# Notes on Chapter 11 of *Hands-On Machine Learning with Scikit-Learn, Keras, & TensorFlow*, 3rd edition, by Aurélien Géron

Reduce the amount of logging messages displayed by TensorFlow

In [1]:
import os
os.environ['TF_CPP_MIN_LOG_LEVEL'] = '3'

In [2]:
import tensorflow as tf

It's important to choose a reasonable initialization of weights that won't lead to explosion of gradients in either the forward or backpropagation steps.

In general, Glorot initialization ($\sigma^2 = 1/n_{\textrm{avg}}$) should be used for identity/sigmoid/softmax/tanh activation functions, He initialization ($\sigma^2 = 2/n_{\textrm{in}}$) for ReLU derivatives, and LeCun initialization ($\sigma^2 = 1/n_{\textrm{in}}$) for SELU.

In keras, layer initialization can be specified when creating the layer, e.g.

In [4]:
layer1 = tf.keras.layers.Dense(64, activation="relu", kernel_initializer="he_normal")

It's also easy to set a custom variance scaling method, e.g.

In [5]:
my_initializer = tf.keras.initializers.VarianceScaling(scale=2., mode="fan_avg", distribution="uniform")
layer2 = tf.keras.layers.Dense(64, activation="leaky_relu", kernel_initializer=my_initializer)

Multiple activation functions are available; the author recommends `relu` or `leaky_relu` for shallow networks, and `swish` ($z \sigma(\beta z)$) for deep networks.

Batch normalization is another approach, i.e.

$$
z_{ij} = \gamma_j \frac{ x_{ij} - \bar x_j }{\sqrt{\sigma_j^2 + \epsilon}} + \beta_j
$$

where $\bar x$ is the vector mean of $x$ (estimated over the batch or as a running average), $\sigma_j$ is the (estimated) variance of $x_j$, $\epsilon$ is a smoothing constant (typically $10^{-5}$), and $\gamma$ and $\beta$ are (learnable) parameters.

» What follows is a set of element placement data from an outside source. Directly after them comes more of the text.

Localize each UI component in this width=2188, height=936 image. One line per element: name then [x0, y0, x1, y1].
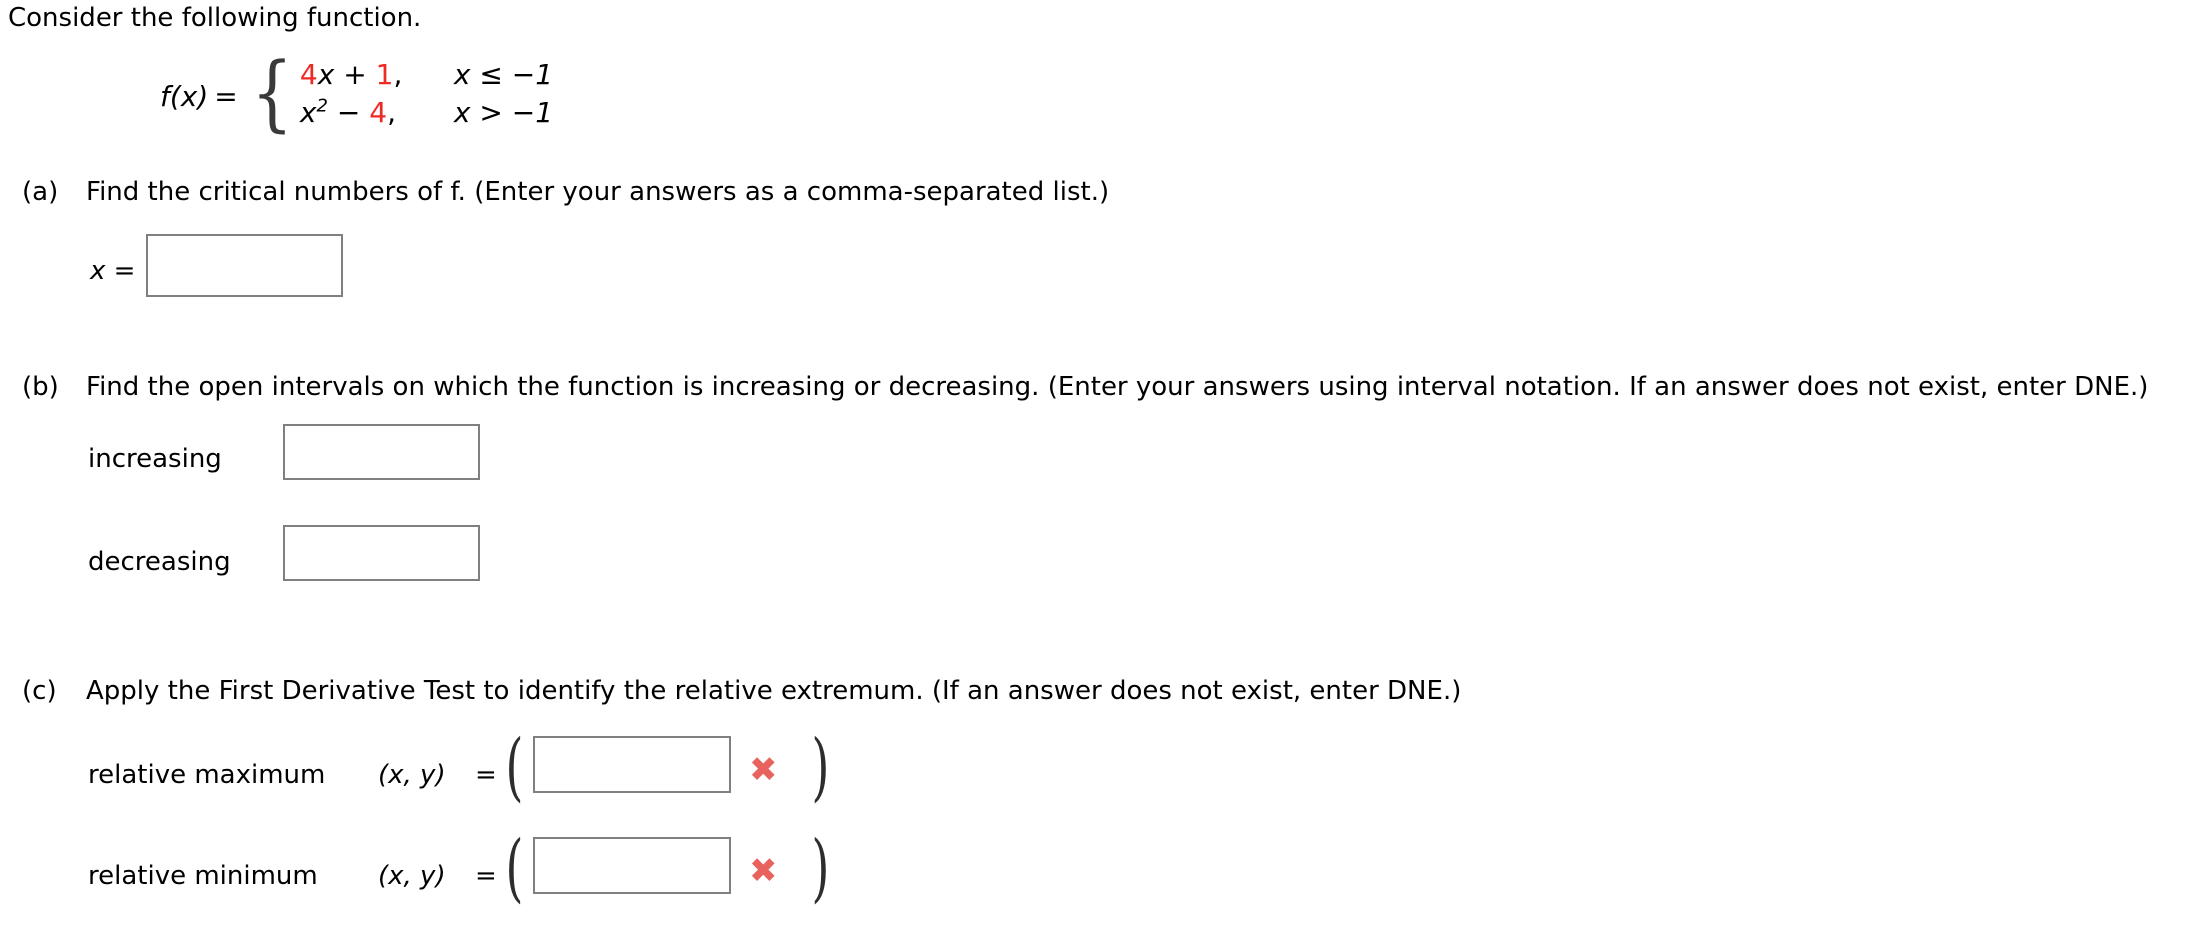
relative-minimum-input[interactable]	[533, 837, 731, 894]
case-1-comma: ,	[393, 58, 403, 91]
case-1-plus-operator: +	[343, 58, 367, 91]
relative-maximum-input[interactable]	[533, 736, 731, 793]
part-c-label: (c)	[22, 676, 57, 706]
relative-minimum-equals-sign: =	[475, 861, 497, 891]
relative-minimum-incorrect-icon: ✖	[749, 851, 778, 891]
case-2-exponent: 2	[316, 95, 328, 117]
part-a-question-text: Find the critical numbers of f. (Enter y…	[86, 177, 1110, 207]
relative-maximum-equals-sign: =	[475, 760, 497, 790]
function-name: f(x)	[160, 79, 209, 113]
case-1-condition: x ≤ −1	[453, 58, 554, 91]
relative-minimum-label: relative minimum	[88, 861, 318, 891]
formula-cases: 4x + 1, x ≤ −1 x2 − 4, x > −1	[298, 58, 553, 134]
part-a-input-label: x =	[90, 256, 136, 286]
case-2-condition: x > −1	[453, 96, 554, 129]
relative-minimum-coordinate-label: (x, y)	[378, 861, 446, 891]
relative-maximum-open-paren: (	[505, 724, 524, 810]
decreasing-interval-input[interactable]	[283, 525, 480, 581]
increasing-interval-input[interactable]	[283, 424, 480, 480]
critical-numbers-input[interactable]	[146, 234, 343, 297]
left-brace-icon: {	[250, 46, 293, 142]
increasing-label: increasing	[88, 444, 222, 474]
part-b-label: (b)	[22, 372, 59, 402]
case-1-constant: 1	[375, 58, 394, 91]
formula-equals-sign: =	[214, 79, 238, 113]
case-2-constant: 4	[369, 96, 388, 129]
part-a-label: (a)	[22, 177, 59, 207]
problem-page: Consider the following function. f(x) = …	[0, 0, 2188, 936]
relative-minimum-close-paren: )	[811, 825, 830, 911]
formula-case-2: x2 − 4, x > −1	[300, 96, 553, 134]
case-2-minus-operator: −	[336, 96, 361, 129]
relative-maximum-coordinate-label: (x, y)	[378, 760, 446, 790]
case-2-variable: x	[299, 96, 317, 129]
case-2-expression: x2 − 4,	[300, 96, 432, 129]
decreasing-label: decreasing	[88, 547, 231, 577]
relative-maximum-close-paren: )	[811, 724, 830, 810]
case-1-expression: 4x + 1,	[300, 58, 432, 91]
relative-minimum-open-paren: (	[505, 825, 524, 911]
case-1-variable: x	[317, 58, 335, 91]
relative-maximum-label: relative maximum	[88, 760, 326, 790]
relative-maximum-incorrect-icon: ✖	[749, 750, 778, 790]
intro-text: Consider the following function.	[8, 3, 422, 33]
part-c-question-text: Apply the First Derivative Test to ident…	[86, 676, 1462, 706]
piecewise-function-formula: f(x) = { 4x + 1, x ≤ −1 x2 − 4, x > −1	[160, 46, 553, 142]
case-1-coefficient: 4	[299, 58, 318, 91]
formula-case-1: 4x + 1, x ≤ −1	[300, 58, 553, 96]
case-2-comma: ,	[387, 96, 396, 129]
part-b-question-text: Find the open intervals on which the fun…	[86, 372, 2149, 402]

Typically training will be slower per epoc due to the extra computation, but convergence will be faster leading to shorter overall training times. Adding batch normalization is as easy as just adding another layer (typically before or after each hidden layer's activation function:

In [6]:
layer3 = tf.keras.layers.BatchNormalization()